Among the oral histories recorded in the archive is the story of the Moon and the Hare, told independently by ≠kasin and Dia!kwain to Lucy Lloyd in the early 1870s. While the story is well known among Africanists, I was encountering it for the first time. As ≠kasin recounted, one day the Moon sent the Hare down to humankind to bring them a message of immortality and inform them that, like the Moon herself, human life would exist in cycles of rebirth. The Hare, so the story goes, either purposefully or mistakenly gave humans the wrong message, inventing death in the process. The Moon was furious, as were the humans. As a punishment, the Moon heated up a stone and burned the Hare’s mouth, creating the animal’s distinctive split lip. Humans, instead, refused to consume the contemptible animal. Upon reading this story, hares swiftly hopped back into my consciousness, and I made the connection to Claudius’s travel journal of the 1685 trek.

I hesitated though.
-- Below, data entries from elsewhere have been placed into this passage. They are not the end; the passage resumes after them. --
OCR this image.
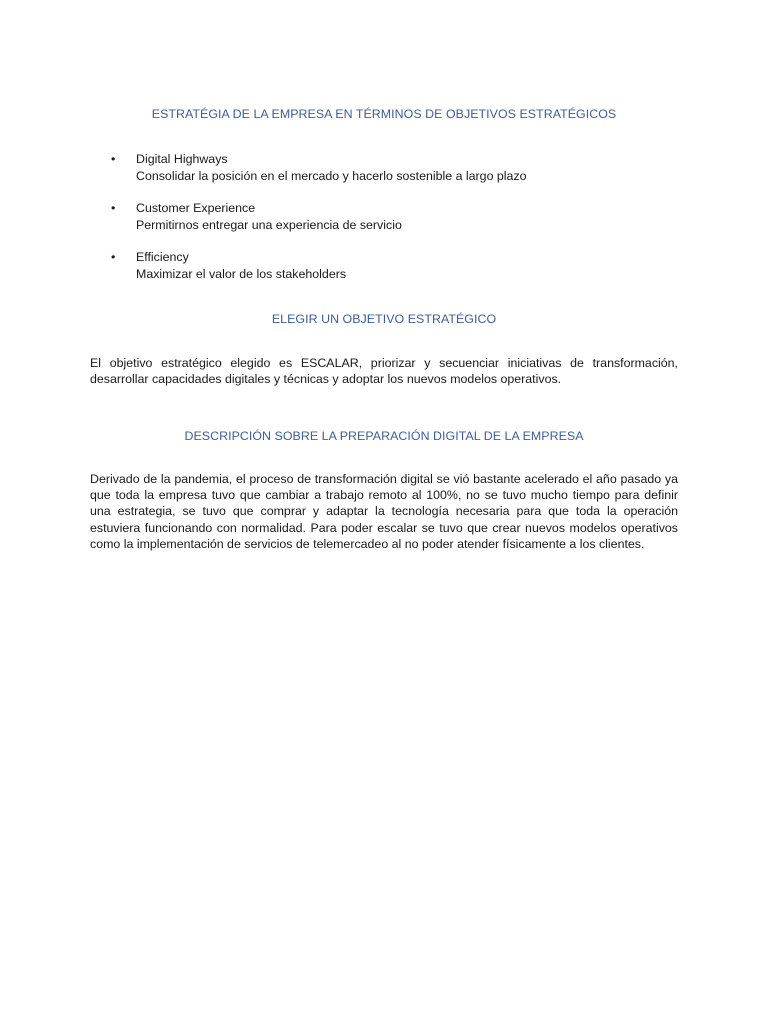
ESTRATÉGIA DE LA EMPRESA EN TÉRMINOS DE OBJETIVOS ESTRATÉGICOS
• Digital Highways
Consolidar la posición en el mercado y hacerlo sostenible a largo plazo
• Customer Experience
Permitirnos entregar una experiencia de servicio
• Efficiency
Maximizar el valor de los stakeholders
ELEGIR UN OBJETIVO ESTRATÉGICO

El objetivo estratégico elegido es ESCALAR, priorizar y secuenciar iniciativas de transformación, desarrollar capacidades digitales y técnicas y adoptar los nuevos modelos operativos.

DESCRIPCIÓN SOBRE LA PREPARACIÓN DIGITAL DE LA EMPRESA

Derivado de la pandemia, el proceso de transformación digital se vió bastante acelerado el año pasado ya que toda la empresa tuvo que cambiar a trabajo remoto al 100%, no se tuvo mucho tiempo para definir una estrategia, se tuvo que comprar y adaptar la tecnología necesaria para que toda la operación estuviera funcionando con normalidad. Para poder escalar se tuvo que crear nuevos modelos operativos como la implementación de servicios de telemercadeo al no poder atender físicamente a los clientes.
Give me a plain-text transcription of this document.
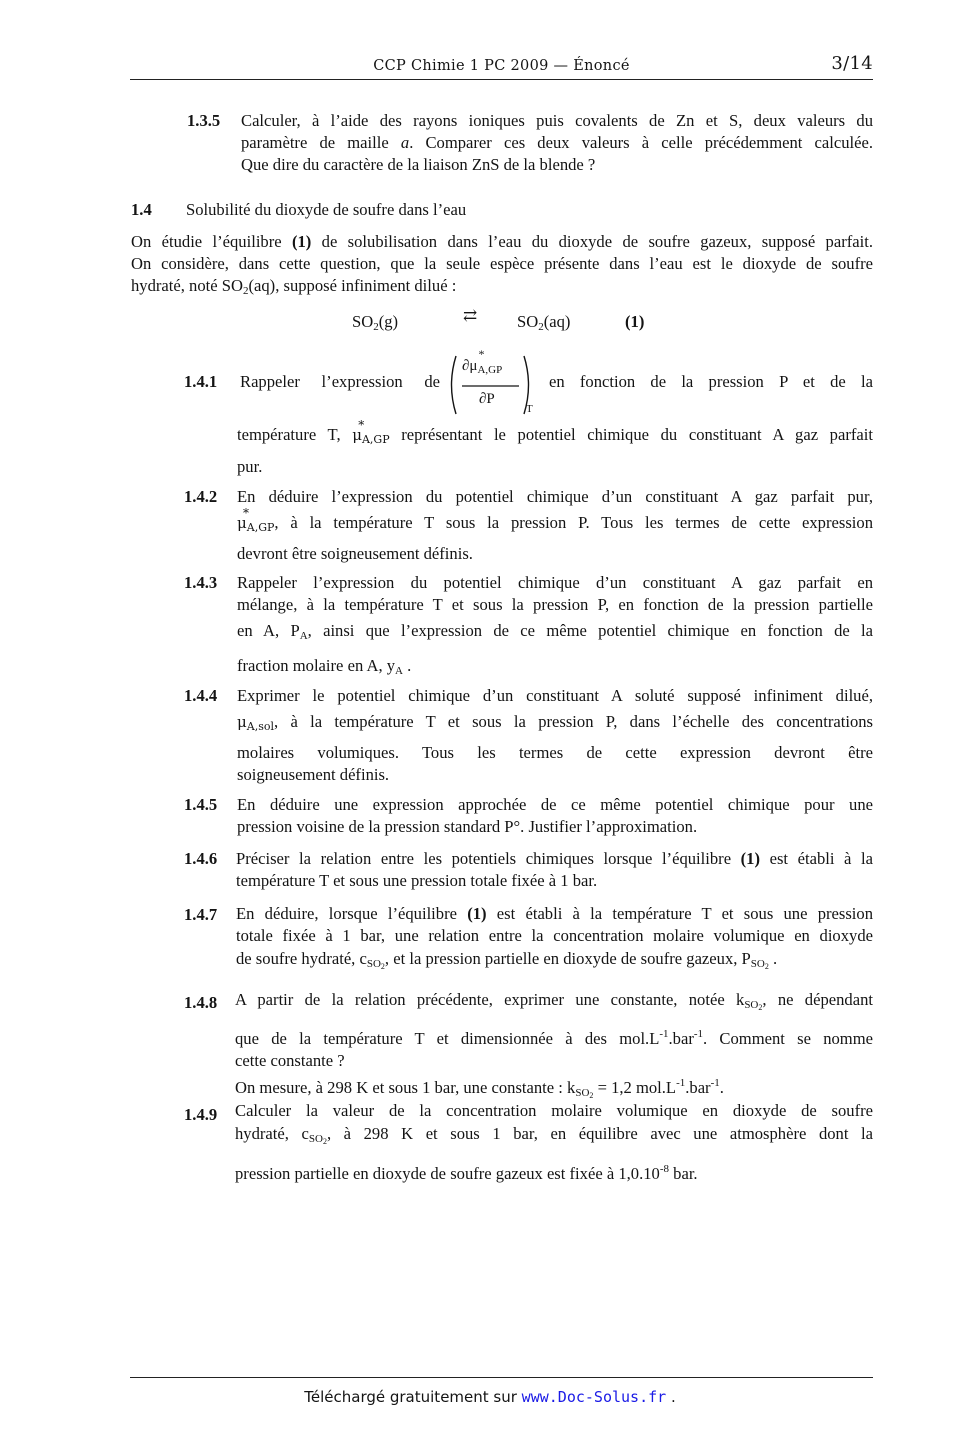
CCP Chimie 1 PC 2009 — Énoncé	3/14
1.3.5 Calculer, à l’aide des rayons ioniques puis covalents de Zn et S, deux valeurs du
paramètre de maille a. Comparer ces deux valeurs à celle précédemment calculée.
Que dire du caractère de la liaison ZnS de la blende ?
1.4 Solubilité du dioxyde de soufre dans l’eau
On étudie l’équilibre (1) de solubilisation dans l’eau du dioxyde de soufre gazeux, supposé parfait.
On considère, dans cette question, que la seule espèce présente dans l’eau est le dioxyde de soufre
hydraté, noté $SO_2(aq)$, supposé infiniment dilué :
$SO_2(g)$	⇄ $SO_2(aq)$	(1)
1.4.1 Rappeler l’expression de
∂μ
*
$_{A,GP}$
∂P
T
en fonction de la pression P et de la
température T, μ
*
$_{A,GP}$ représentant le potentiel chimique du constituant A gaz parfait
pur.
1.4.2 En déduire l’expression du potentiel chimique d’un constituant A gaz parfait pur,
μ
*
$_{A,GP}$, à la température T sous la pression P. Tous les termes de cette expression
devront être soigneusement définis.
1.4.3 Rappeler l’expression du potentiel chimique d’un constituant A gaz parfait en
mélange, à la température T et sous la pression P, en fonction de la pression partielle
en A, $P_A$, ainsi que l’expression de ce même potentiel chimique en fonction de la
fraction molaire en A, $y_A$ .
1.4.4 Exprimer le potentiel chimique d’un constituant A soluté supposé infiniment dilué,
$\mu_{A,sol}$, à la température T et sous la pression P, dans l’échelle des concentrations
molaires volumiques. Tous les termes de cette expression devront être
soigneusement définis.
1.4.5 En déduire une expression approchée de ce même potentiel chimique pour une
pression voisine de la pression standard P°. Justifier l’approximation.
1.4.6 Préciser la relation entre les potentiels chimiques lorsque l’équilibre (1) est établi à la
température T et sous une pression totale fixée à 1 bar.
1.4.7 En déduire, lorsque l’équilibre (1) est établi à la température T et sous une pression
totale fixée à 1 bar, une relation entre la concentration molaire volumique en dioxyde
de soufre hydraté, $c_{SO2}$, et la pression partielle en dioxyde de soufre gazeux, $P_{SO2}$ .
1.4.8 A partir de la relation précédente, exprimer une constante, notée $k_{SO2}$, ne dépendant
que de la température T et dimensionnée à des $mol.L^{-1}.bar^{-1}$. Comment se nomme
cette constante ?
On mesure, à 298 K et sous 1 bar, une constante : $k_{SO2} = 1,2$ $mol.L^{-1}.bar^{-1}$.
1.4.9 Calculer la valeur de la concentration molaire volumique en dioxyde de soufre
hydraté, $c_{SO2}$, à 298 K et sous 1 bar, en équilibre avec une atmosphère dont la
pression partielle en dioxyde de soufre gazeux est fixée à $1,0.10^{-8}$ bar.
Téléchargé gratuitement sur www.Doc-Solus.fr .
Could I really project a nineteenth-century source back two centuries to explain a seventeenth-century encounter? The social, cultural, and geopolitical contexts of the two archival sources were exceedingly different, and it would be exceedingly problematic to assume that Indigenous cultures of knowledge remained static across two centuries. Nonetheless, I believed that the sources spoke to each other. The story of the Moon and the Hare from the Bleek-Lloyd archive produced a “thicker” interpretation of Claudius’s early modern ethnography.

A decade and a half ago, Sujit Sivasundaram urged scholars interested in the burgeoning global history of the sciences to “cross-contextualize” sources in disparate archives, and thus read “across genres and cultures.” In particular, he explained the importance of taking anthropological scholarship seriously in the history of science – something that is, fortunately, becoming more widespread with the growth of the history of knowledge as a field. In my own research, bringing Claudius into dialogue with ≠kasin and Dia!kwain was the first time I engaged in cross-contextualization in earnest.

Since then, I have started exploring how the Bleek-Lloyd archive can enrich other early modern colonial accounts of the Cape Colony’s natural and human histories. The practice – encountered serendipitously through my research for my article in JHoK – has come to lie at the heart of my ongoing research on how Asian knowledges were re-articulated with reference to Indigenous astral and botanical sciences at the early modern Cape.